Washington state continues its effort to be one of the more corporate-friendly states by passing a bill that streamlines the process of converting one business entity to another. Senate Bill 5999, which was signed into law by Governor Inslee on March 27, 2014, amends Washington’s Limited Liability Company Act and the Business Corporation Act to allow conversions of Washington LLCs, corporations, and limited partnerships. What’s more is that the bill also allows entites formed in another state (“foreign entities”) to convert into Washington LLCs and corporations.
The bill is set to be incorporated in the Revised Code of Washington in early July 2014. Stay tuned for the updated RCWs!
Why Would You Convert Your Business Entity?
Depending on your type of business and your business’s goals, there can come a time when converting your business into a new entity is necessary. For example, you may need to convert your LLC into a corporation when you raise capital from outside investors. Before this bill, converting an entity generally required creating a new entity, drafting and filing merger documents with the state, and drafting merger documentation to memorialize the transaction. This process is realively expensive and time-consuming, and it can be cost-prohibitive for many small businesses.
Washington’s entity conversion bill streamlines this process by allowing for one-step conversions between LLCs, corporations, and limited partnerships. Once the amended RCWs are released, businesses will be able to quickly and cheaply convert their business entity, and less deals will be delayed by the tedious merger process.

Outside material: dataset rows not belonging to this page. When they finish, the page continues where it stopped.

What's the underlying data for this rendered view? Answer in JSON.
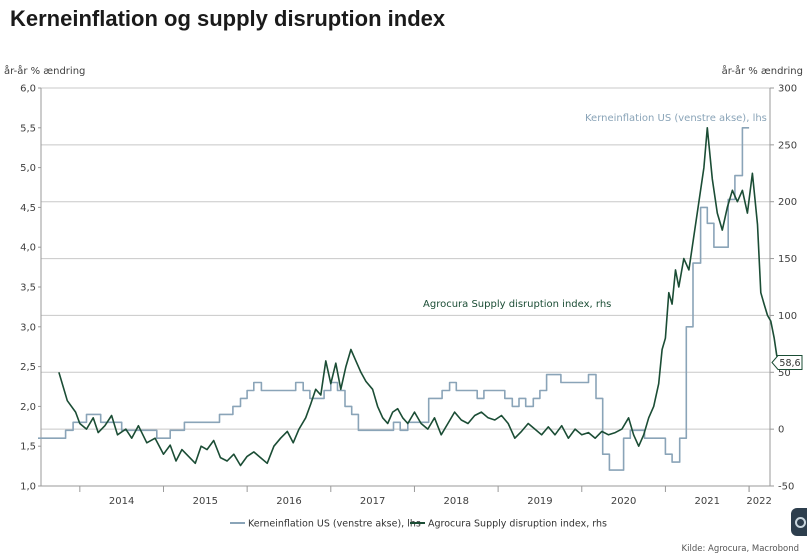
{
  "title": "Kerneinflation og supply disruption index",
  "left_unit": "år-år % ændring",
  "right_unit": "år-år % ændring",
  "source": "Kilde: Agrocura, Macrobond",
  "chart_data": {
    "type": "line",
    "title": "Kerneinflation og supply disruption index",
    "x_ticks": [
      "2014",
      "2015",
      "2016",
      "2017",
      "2018",
      "2019",
      "2020",
      "2021",
      "2022"
    ],
    "x_range": [
      2013.5,
      2022.25
    ],
    "left_axis": {
      "label": "år-år % ændring",
      "range": [
        1.0,
        6.0
      ],
      "ticks": [
        "1,0",
        "1,5",
        "2,0",
        "2,5",
        "3,0",
        "3,5",
        "4,0",
        "4,5",
        "5,0",
        "5,5",
        "6,0"
      ]
    },
    "right_axis": {
      "label": "år-år % ændring",
      "range": [
        -50,
        300
      ],
      "ticks": [
        "-50",
        "0",
        "50",
        "100",
        "150",
        "200",
        "250",
        "300"
      ]
    },
    "grid": true,
    "legend_position": "bottom",
    "series": [
      {
        "name": "Kerneinflation US (venstre akse), lhs",
        "axis": "left",
        "color": "#8aa4b8",
        "label": "Kerneinflation US (venstre akse), lhs",
        "points": [
          [
            2013.5,
            1.6
          ],
          [
            2013.75,
            1.6
          ],
          [
            2013.83,
            1.7
          ],
          [
            2013.92,
            1.8
          ],
          [
            2014.0,
            1.8
          ],
          [
            2014.08,
            1.9
          ],
          [
            2014.17,
            1.9
          ],
          [
            2014.25,
            1.8
          ],
          [
            2014.33,
            1.8
          ],
          [
            2014.42,
            1.8
          ],
          [
            2014.5,
            1.7
          ],
          [
            2014.58,
            1.7
          ],
          [
            2014.67,
            1.7
          ],
          [
            2014.75,
            1.7
          ],
          [
            2014.83,
            1.7
          ],
          [
            2014.92,
            1.6
          ],
          [
            2015.0,
            1.6
          ],
          [
            2015.08,
            1.7
          ],
          [
            2015.17,
            1.7
          ],
          [
            2015.25,
            1.8
          ],
          [
            2015.33,
            1.8
          ],
          [
            2015.42,
            1.8
          ],
          [
            2015.5,
            1.8
          ],
          [
            2015.58,
            1.8
          ],
          [
            2015.67,
            1.9
          ],
          [
            2015.75,
            1.9
          ],
          [
            2015.83,
            2.0
          ],
          [
            2015.92,
            2.1
          ],
          [
            2016.0,
            2.2
          ],
          [
            2016.08,
            2.3
          ],
          [
            2016.17,
            2.2
          ],
          [
            2016.25,
            2.2
          ],
          [
            2016.33,
            2.2
          ],
          [
            2016.42,
            2.2
          ],
          [
            2016.5,
            2.2
          ],
          [
            2016.58,
            2.3
          ],
          [
            2016.67,
            2.2
          ],
          [
            2016.75,
            2.1
          ],
          [
            2016.83,
            2.1
          ],
          [
            2016.92,
            2.2
          ],
          [
            2017.0,
            2.3
          ],
          [
            2017.08,
            2.2
          ],
          [
            2017.17,
            2.0
          ],
          [
            2017.25,
            1.9
          ],
          [
            2017.33,
            1.7
          ],
          [
            2017.42,
            1.7
          ],
          [
            2017.5,
            1.7
          ],
          [
            2017.58,
            1.7
          ],
          [
            2017.67,
            1.7
          ],
          [
            2017.75,
            1.8
          ],
          [
            2017.83,
            1.7
          ],
          [
            2017.92,
            1.8
          ],
          [
            2018.0,
            1.8
          ],
          [
            2018.08,
            1.8
          ],
          [
            2018.17,
            2.1
          ],
          [
            2018.25,
            2.1
          ],
          [
            2018.33,
            2.2
          ],
          [
            2018.42,
            2.3
          ],
          [
            2018.5,
            2.2
          ],
          [
            2018.58,
            2.2
          ],
          [
            2018.67,
            2.2
          ],
          [
            2018.75,
            2.1
          ],
          [
            2018.83,
            2.2
          ],
          [
            2018.92,
            2.2
          ],
          [
            2019.0,
            2.2
          ],
          [
            2019.08,
            2.1
          ],
          [
            2019.17,
            2.0
          ],
          [
            2019.25,
            2.1
          ],
          [
            2019.33,
            2.0
          ],
          [
            2019.42,
            2.1
          ],
          [
            2019.5,
            2.2
          ],
          [
            2019.58,
            2.4
          ],
          [
            2019.67,
            2.4
          ],
          [
            2019.75,
            2.3
          ],
          [
            2019.83,
            2.3
          ],
          [
            2019.92,
            2.3
          ],
          [
            2020.0,
            2.3
          ],
          [
            2020.08,
            2.4
          ],
          [
            2020.17,
            2.1
          ],
          [
            2020.25,
            1.4
          ],
          [
            2020.33,
            1.2
          ],
          [
            2020.42,
            1.2
          ],
          [
            2020.5,
            1.6
          ],
          [
            2020.58,
            1.7
          ],
          [
            2020.67,
            1.7
          ],
          [
            2020.75,
            1.6
          ],
          [
            2020.83,
            1.6
          ],
          [
            2020.92,
            1.6
          ],
          [
            2021.0,
            1.4
          ],
          [
            2021.08,
            1.3
          ],
          [
            2021.17,
            1.6
          ],
          [
            2021.25,
            3.0
          ],
          [
            2021.33,
            3.8
          ],
          [
            2021.42,
            4.5
          ],
          [
            2021.5,
            4.3
          ],
          [
            2021.58,
            4.0
          ],
          [
            2021.67,
            4.0
          ],
          [
            2021.75,
            4.6
          ],
          [
            2021.83,
            4.9
          ],
          [
            2021.92,
            5.5
          ],
          [
            2022.0,
            5.5
          ]
        ]
      },
      {
        "name": "Agrocura Supply disruption index, rhs",
        "axis": "right",
        "color": "#1b4d35",
        "label": "Agrocura Supply disruption index, rhs",
        "last_value_label": "58,6",
        "points": [
          [
            2013.75,
            50
          ],
          [
            2013.85,
            25
          ],
          [
            2013.95,
            15
          ],
          [
            2014.0,
            5
          ],
          [
            2014.08,
            0
          ],
          [
            2014.16,
            10
          ],
          [
            2014.22,
            -3
          ],
          [
            2014.3,
            3
          ],
          [
            2014.38,
            12
          ],
          [
            2014.45,
            -5
          ],
          [
            2014.55,
            0
          ],
          [
            2014.62,
            -8
          ],
          [
            2014.7,
            3
          ],
          [
            2014.8,
            -12
          ],
          [
            2014.9,
            -8
          ],
          [
            2015.0,
            -22
          ],
          [
            2015.08,
            -14
          ],
          [
            2015.15,
            -28
          ],
          [
            2015.22,
            -18
          ],
          [
            2015.3,
            -24
          ],
          [
            2015.38,
            -30
          ],
          [
            2015.45,
            -15
          ],
          [
            2015.52,
            -18
          ],
          [
            2015.6,
            -10
          ],
          [
            2015.68,
            -25
          ],
          [
            2015.76,
            -28
          ],
          [
            2015.84,
            -22
          ],
          [
            2015.92,
            -32
          ],
          [
            2016.0,
            -24
          ],
          [
            2016.08,
            -20
          ],
          [
            2016.16,
            -25
          ],
          [
            2016.24,
            -30
          ],
          [
            2016.32,
            -15
          ],
          [
            2016.4,
            -8
          ],
          [
            2016.48,
            -2
          ],
          [
            2016.55,
            -12
          ],
          [
            2016.62,
            0
          ],
          [
            2016.7,
            10
          ],
          [
            2016.76,
            22
          ],
          [
            2016.82,
            35
          ],
          [
            2016.88,
            30
          ],
          [
            2016.94,
            60
          ],
          [
            2017.0,
            40
          ],
          [
            2017.06,
            58
          ],
          [
            2017.12,
            35
          ],
          [
            2017.18,
            55
          ],
          [
            2017.24,
            70
          ],
          [
            2017.3,
            60
          ],
          [
            2017.36,
            50
          ],
          [
            2017.42,
            42
          ],
          [
            2017.5,
            35
          ],
          [
            2017.56,
            20
          ],
          [
            2017.62,
            10
          ],
          [
            2017.68,
            5
          ],
          [
            2017.74,
            15
          ],
          [
            2017.8,
            18
          ],
          [
            2017.86,
            10
          ],
          [
            2017.92,
            5
          ],
          [
            2018.0,
            15
          ],
          [
            2018.08,
            5
          ],
          [
            2018.16,
            0
          ],
          [
            2018.24,
            10
          ],
          [
            2018.32,
            -5
          ],
          [
            2018.4,
            5
          ],
          [
            2018.48,
            15
          ],
          [
            2018.56,
            8
          ],
          [
            2018.64,
            5
          ],
          [
            2018.72,
            12
          ],
          [
            2018.8,
            15
          ],
          [
            2018.88,
            10
          ],
          [
            2018.96,
            8
          ],
          [
            2019.04,
            12
          ],
          [
            2019.12,
            5
          ],
          [
            2019.2,
            -8
          ],
          [
            2019.28,
            -2
          ],
          [
            2019.36,
            5
          ],
          [
            2019.44,
            0
          ],
          [
            2019.52,
            -5
          ],
          [
            2019.6,
            2
          ],
          [
            2019.68,
            -5
          ],
          [
            2019.76,
            3
          ],
          [
            2019.84,
            -8
          ],
          [
            2019.92,
            0
          ],
          [
            2020.0,
            -5
          ],
          [
            2020.08,
            -3
          ],
          [
            2020.16,
            -8
          ],
          [
            2020.24,
            -2
          ],
          [
            2020.32,
            -5
          ],
          [
            2020.4,
            -3
          ],
          [
            2020.48,
            0
          ],
          [
            2020.56,
            10
          ],
          [
            2020.62,
            -5
          ],
          [
            2020.68,
            -15
          ],
          [
            2020.74,
            -5
          ],
          [
            2020.8,
            10
          ],
          [
            2020.86,
            20
          ],
          [
            2020.92,
            40
          ],
          [
            2020.96,
            70
          ],
          [
            2021.0,
            80
          ],
          [
            2021.04,
            120
          ],
          [
            2021.08,
            110
          ],
          [
            2021.12,
            140
          ],
          [
            2021.16,
            125
          ],
          [
            2021.22,
            150
          ],
          [
            2021.28,
            140
          ],
          [
            2021.34,
            170
          ],
          [
            2021.4,
            200
          ],
          [
            2021.46,
            230
          ],
          [
            2021.5,
            265
          ],
          [
            2021.56,
            220
          ],
          [
            2021.62,
            190
          ],
          [
            2021.68,
            175
          ],
          [
            2021.74,
            195
          ],
          [
            2021.8,
            210
          ],
          [
            2021.86,
            200
          ],
          [
            2021.92,
            210
          ],
          [
            2021.98,
            190
          ],
          [
            2022.04,
            225
          ],
          [
            2022.1,
            180
          ],
          [
            2022.14,
            120
          ],
          [
            2022.18,
            110
          ],
          [
            2022.22,
            100
          ],
          [
            2022.26,
            95
          ],
          [
            2022.3,
            80
          ],
          [
            2022.33,
            65
          ],
          [
            2022.36,
            58.6
          ]
        ]
      }
    ],
    "annotations": [
      {
        "text": "Kerneinflation US (venstre akse), lhs",
        "series": 0
      },
      {
        "text": "Agrocura Supply disruption index, rhs",
        "series": 1
      }
    ]
  }
}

The conversion does not result in any dissolution of the prior LLC or corporation. Once the entity is converted, it is for all purposes the same entity that existed prior to the conversion. Title to real estate and other property will remain vested and unimpaired in the new entity. All outstanding obligations, including debts and liabilities, will remain the responsibility of the new entity. Lawsuits by or against the old entity will be unaffected and continue by or against the new entity. The prior entity just takes a new form and will be subject to a new set of laws moving forward.
The Conversion Process in a Nutshell
The goal of the bill was to make a straight forward process for businesses to convert from one entity to another. If the entity is a Washington LLC, then the members (owners) must unanimously approve a plan of conversion–which is a detailed plan that lays out the terms of the conversion, including members’ rights and responsibilities after the entity is converted–and the company must file Articles of Conversion with the Secretary of State.
If you’re converting a corporation, the company needs unanimous shareholder approval of the plan of conversion, except when the corporation converts to a foreign corporation, i.e. the business is just changing which state is its “home state.” When a Washington corporation converts to a foreign corporation, the shareholder approval threshold is the same as if the shareholders were approving a merger. Shareholders maintain their dissenters’ rights if the terms of their shares after the conversion will not be at least as favorable as before the conversion.
The legislators also added some additional protection for any shareholders or members that will be subject to personal liability after the conversion. If this occurs, the company must have the shareholder or member sign a separate written consent agreeing to be held personally liable after the conversion.
For foreign entities that want to convert to a Washington entity, the company must file Articles of Conversion with the Secretary of State. If the foreign entity is becoming a Washington LLC, then it must also file a Certificate of Formation in order to maintain its limited liability status.